AlexsJones

llmfit

// summary

llmfit is a terminal-based utility that analyzes your system's hardware to identify which large language models will run effectively on your specific configuration. It provides an interactive TUI and CLI to score models based on quality, speed, and memory fit while supporting various backends like Ollama, llama.cpp, and MLX. Users can also perform hardware simulations to test how different model configurations would perform on target system specifications.

// technical analysis

llmfit is a terminal-based utility designed to bridge the gap between hardware capabilities and Large Language Model (LLM) requirements. By automatically detecting system specifications—including CPU, RAM, and various GPU architectures—it scores and ranks models based on their fit, speed, and quality, effectively solving the problem of manual trial-and-error in local model deployment. The project employs a sophisticated scoring engine that accounts for dynamic quantization, Mixture-of-Experts (MoE) architectures, and context-length constraints, providing users with actionable insights into which models will perform optimally on their specific hardware.

// key highlights

Provides an interactive TUI and CLI to rank hundreds of models based on hardware-specific fit, speed, and quality scores.

Features a hardware simulation mode that allows users to override system specs to test model compatibility for different hardware configurations.

Supports advanced model architectures like MoE by calculating effective VRAM requirements based on active expert parameters.

Implements dynamic quantization selection, automatically choosing the highest quality quantization that fits within available memory.

Includes a built-in web dashboard and REST API for remote monitoring and integration with cluster schedulers or external scripts.

Offers comprehensive hardware detection across diverse backends, including NVIDIA, AMD, Intel Arc, Apple Silicon, and Ascend NPUs.

// use cases

Automated hardware detection and model compatibility scoring for local LLM execution.

Hardware simulation mode to predict model performance on different RAM, VRAM, and CPU configurations.

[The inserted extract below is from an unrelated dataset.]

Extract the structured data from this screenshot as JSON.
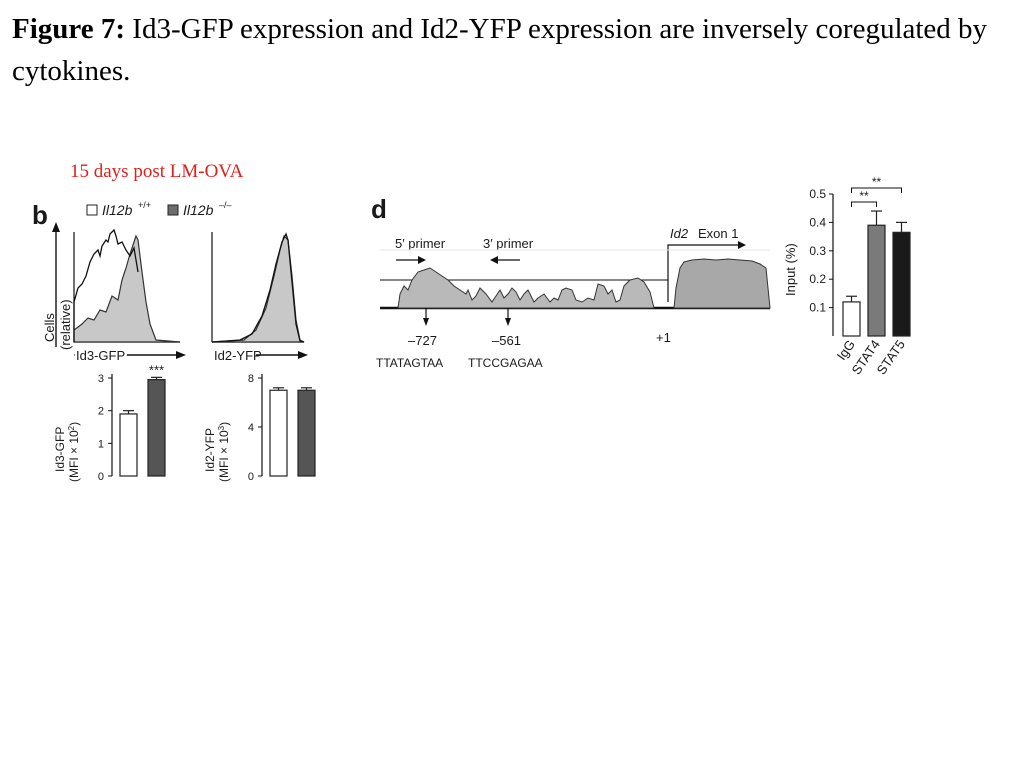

REST API and JSON output support for integrating model recommendations into automated workflows and cluster schedulers.

// getting started

To begin, install llmfit using your preferred package manager such as Scoop on Windows, Homebrew or MacPorts on macOS/Linux, or via the provided shell script. Once installed, simply run the 'llmfit' command in your terminal to launch the interactive TUI, or use 'llmfit recommend' to receive immediate, machine-readable model suggestions for your current hardware.